Marvell, Infineon and Delta Drive GTEK’s 30.9% YTD Gain
Goldman Sachs Future Tech ETF GTEK is up 30.9% YTD and 72.3% over 12 months, led by Marvell (+84.5% YTD), Infineon (+50.7% YTD) and Delta Electronics (+117% YTD).
The Goldman Sachs Future Tech ETF (GTEK) has returned 30.9% year-to-date and 72.3% over the past 12 months. Three holdings-Marvell Technology, Infineon Technologies and Delta Electronics-account for a large share of the fund’s gains this year.
GTEK is managed by Goldman Sachs and follows an active, bottom-up strategy that targets companies expected to drive technology innovation. The fund builds a high-conviction portfolio by screening for growth potential and quality, and it excludes companies with market capitalizations of $100 billion or more.
Marvell Technology, a U.S. semiconductor company, rose about 84.5% YTD. The stock moved higher as demand increased for chips used in cloud infrastructure and artificial intelligence workloads, lifting revenue expectations for suppliers of networking and storage semiconductors.
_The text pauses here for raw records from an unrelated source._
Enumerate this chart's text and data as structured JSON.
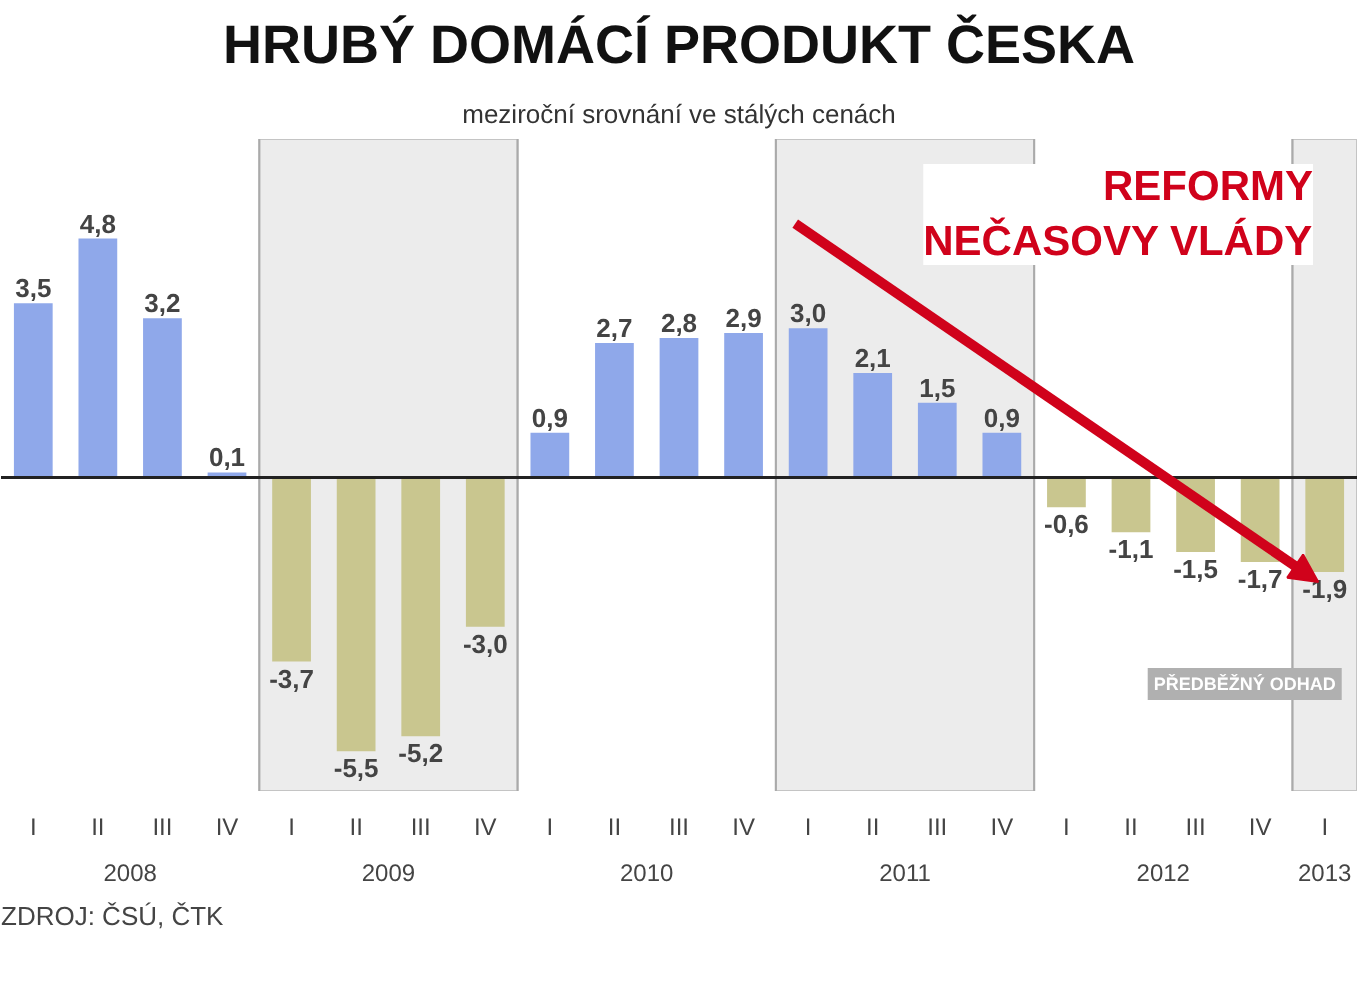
{
  "chart_data": {
    "type": "bar",
    "title": "HRUBÝ DOMÁCÍ PRODUKT ČESKA",
    "subtitle": "meziroční srovnání ve stálých cenách",
    "categories": [
      "I",
      "II",
      "III",
      "IV",
      "I",
      "II",
      "III",
      "IV",
      "I",
      "II",
      "III",
      "IV",
      "I",
      "II",
      "III",
      "IV",
      "I",
      "II",
      "III",
      "IV",
      "I"
    ],
    "values": [
      3.5,
      4.8,
      3.2,
      0.1,
      -3.7,
      -5.5,
      -5.2,
      -3.0,
      0.9,
      2.7,
      2.8,
      2.9,
      3.0,
      2.1,
      1.5,
      0.9,
      -0.6,
      -1.1,
      -1.5,
      -1.7,
      -1.9
    ],
    "colors": [
      "#8fa8ea",
      "#8fa8ea",
      "#8fa8ea",
      "#8fa8ea",
      "#c9c68f",
      "#c9c68f",
      "#c9c68f",
      "#c9c68f",
      "#8fa8ea",
      "#8fa8ea",
      "#8fa8ea",
      "#8fa8ea",
      "#8fa8ea",
      "#8fa8ea",
      "#8fa8ea",
      "#8fa8ea",
      "#c9c68f",
      "#c9c68f",
      "#c9c68f",
      "#c9c68f",
      "#c9c68f"
    ],
    "value_labels": [
      "3,5",
      "4,8",
      "3,2",
      "0,1",
      "-3,7",
      "-5,5",
      "-5,2",
      "-3,0",
      "0,9",
      "2,7",
      "2,8",
      "2,9",
      "3,0",
      "2,1",
      "1,5",
      "0,9",
      "-0,6",
      "-1,1",
      "-1,5",
      "-1,7",
      "-1,9"
    ],
    "ylim": [
      -6.3,
      6.8
    ],
    "annotations": [
      "2008",
      "2009",
      "2010",
      "2011",
      "2012",
      "2013",
      "REFORMY\nNEČASOVY VLÁDY",
      "PŘEDBĚŽNÝ ODHAD",
      "ZDROJ: ČSÚ, ČTK"
    ]
  }
}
Marvell is not an AI hyperscaler.
Infineon Technologies, based in Germany, gained roughly 50.7% YTD. The company sells power management, sensors and connectivity chips for automotive, industrial and consumer markets. Increased orders tied to automotive electrification and industrial automation supported Infineon’s revenue outlook.
Delta Electronics, a Taiwan-based manufacturer, returned about 117% YTD. Delta supplies power and thermal management components to data centers and industrial clients, including industrial computer fans and power systems that address rising compute density and cooling needs.
The combined performance of these stocks has contributed materially to GTEK’s overall returns. By excluding the largest-cap tech firms, the fund tilts toward smaller and mid-cap technology-oriented companies across sectors such as semiconductors, communications and healthcare equipment.
Fund performance data show concentrated gains among those smaller, growth-oriented holdings have driven GTEK’s recent results. The fund’s active, concentrated positioning differs from passive technology indexes and narrows exposure to the largest-cap tech companies.